San Francisco Merchants Sue PG&E Over December Blackout, Seek Greater Compensation
Several San Francisco merchants filed suit against PG&E after a mid-December blackout that hit roughly 130,000 customers; plaintiffs say automatic $2,500 business credits fail to cover holiday losses.

Several San Francisco merchants filed suit against Pacific Gas and Electric Co. on Jan. 20, 2026, seeking greater compensation after a mid-December outage left roughly 130,000 city customers without power over a critical holiday weekend. The complaint challenges the utility's standard relief, arguing the automatic credits do not make whole businesses that lost peak-season revenues, spoiled inventory, and payroll opportunities.
The outage affected commercial corridors across the city during a period when retailers and restaurants typically earn a large share of annual sales. PG&E has issued automatic credits of $2,500 for affected businesses and $200 for residential customers; plaintiffs say those amounts are inadequate given the scale and timing of the disruption. The suit asks the court to require stronger remedies and broader compensation than the utility's standard credits.
Local merchants described sharp, immediate impacts on staffing and perishable goods, and the lawsuit frames the credits as a blunt instrument that fails to account for variable losses across sectors. Small restaurants and independent retailers operate on thin margins, and a multi-day loss during holiday weekends can erase weeks of profit. The complaint seeks to quantify those losses and to force PG&E to provide remedies that reflect actual business damages rather than flat-rate credits.
The case raises questions about the balance between utility outage protocols and customer restitution. For residents, the dispute centers on whether a uniform $200 credit adequately addresses household disruption and spoilage of food and medicine.
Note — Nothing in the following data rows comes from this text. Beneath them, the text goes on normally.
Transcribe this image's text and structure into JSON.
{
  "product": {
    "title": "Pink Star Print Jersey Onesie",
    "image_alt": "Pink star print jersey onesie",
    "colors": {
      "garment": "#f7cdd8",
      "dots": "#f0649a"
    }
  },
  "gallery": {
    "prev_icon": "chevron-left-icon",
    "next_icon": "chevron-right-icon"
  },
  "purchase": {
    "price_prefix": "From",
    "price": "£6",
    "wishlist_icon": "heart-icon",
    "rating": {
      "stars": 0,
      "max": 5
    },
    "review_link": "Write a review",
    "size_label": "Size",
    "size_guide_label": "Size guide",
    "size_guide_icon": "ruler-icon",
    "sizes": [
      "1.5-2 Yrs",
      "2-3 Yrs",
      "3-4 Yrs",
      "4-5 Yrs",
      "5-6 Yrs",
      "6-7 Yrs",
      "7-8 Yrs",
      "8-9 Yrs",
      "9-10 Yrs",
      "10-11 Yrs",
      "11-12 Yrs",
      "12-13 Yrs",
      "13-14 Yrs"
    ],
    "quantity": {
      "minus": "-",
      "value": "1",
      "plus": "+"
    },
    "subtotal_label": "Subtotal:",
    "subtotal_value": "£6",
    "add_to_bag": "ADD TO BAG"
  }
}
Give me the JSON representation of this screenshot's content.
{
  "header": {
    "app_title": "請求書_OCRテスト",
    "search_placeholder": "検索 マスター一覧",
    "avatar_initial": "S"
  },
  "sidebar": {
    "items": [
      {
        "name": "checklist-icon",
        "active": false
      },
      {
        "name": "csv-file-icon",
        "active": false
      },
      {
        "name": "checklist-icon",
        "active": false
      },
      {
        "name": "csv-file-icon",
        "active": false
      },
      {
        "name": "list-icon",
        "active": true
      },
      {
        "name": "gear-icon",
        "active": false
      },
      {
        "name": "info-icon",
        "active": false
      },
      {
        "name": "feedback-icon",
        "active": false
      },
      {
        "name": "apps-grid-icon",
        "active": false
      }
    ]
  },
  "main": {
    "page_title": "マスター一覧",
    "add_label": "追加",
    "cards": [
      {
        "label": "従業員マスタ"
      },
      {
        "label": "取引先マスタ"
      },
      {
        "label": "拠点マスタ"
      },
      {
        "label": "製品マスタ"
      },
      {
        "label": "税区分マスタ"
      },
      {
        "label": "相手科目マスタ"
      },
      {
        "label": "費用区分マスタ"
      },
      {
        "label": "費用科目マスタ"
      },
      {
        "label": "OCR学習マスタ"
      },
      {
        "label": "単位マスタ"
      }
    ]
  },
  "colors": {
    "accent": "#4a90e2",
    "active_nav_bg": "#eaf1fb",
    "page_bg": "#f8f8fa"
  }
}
For the city economy, plaintiffs argue that inadequate compensation shifts the risk of service failure onto small businesses that are already vulnerable to rising rents, labor costs, and changing consumer patterns.

Beyond individual claims, the lawsuit could have wider market implications. A judicial finding that flat credits are insufficient could increase the utility's financial exposure and prompt changes in how compensation is calculated after large outages. That outcome would also influence how businesses price risk, how landlords and insurers allocate responsibility, and how regulators assess utility preparedness and accountability going forward.
San Francisco consumers and business owners should monitor filings and notices related to the case and review any eligibility information PG&E provides for outage credits. The litigation will likely move through initial pleadings, discovery, and potential settlement talks in the coming months. For now, the suit sharpens local debate over who bears the economic cost when essential infrastructure falters and tests whether standard credit offerings are an adequate remedy for concentrated, high-impact service failures.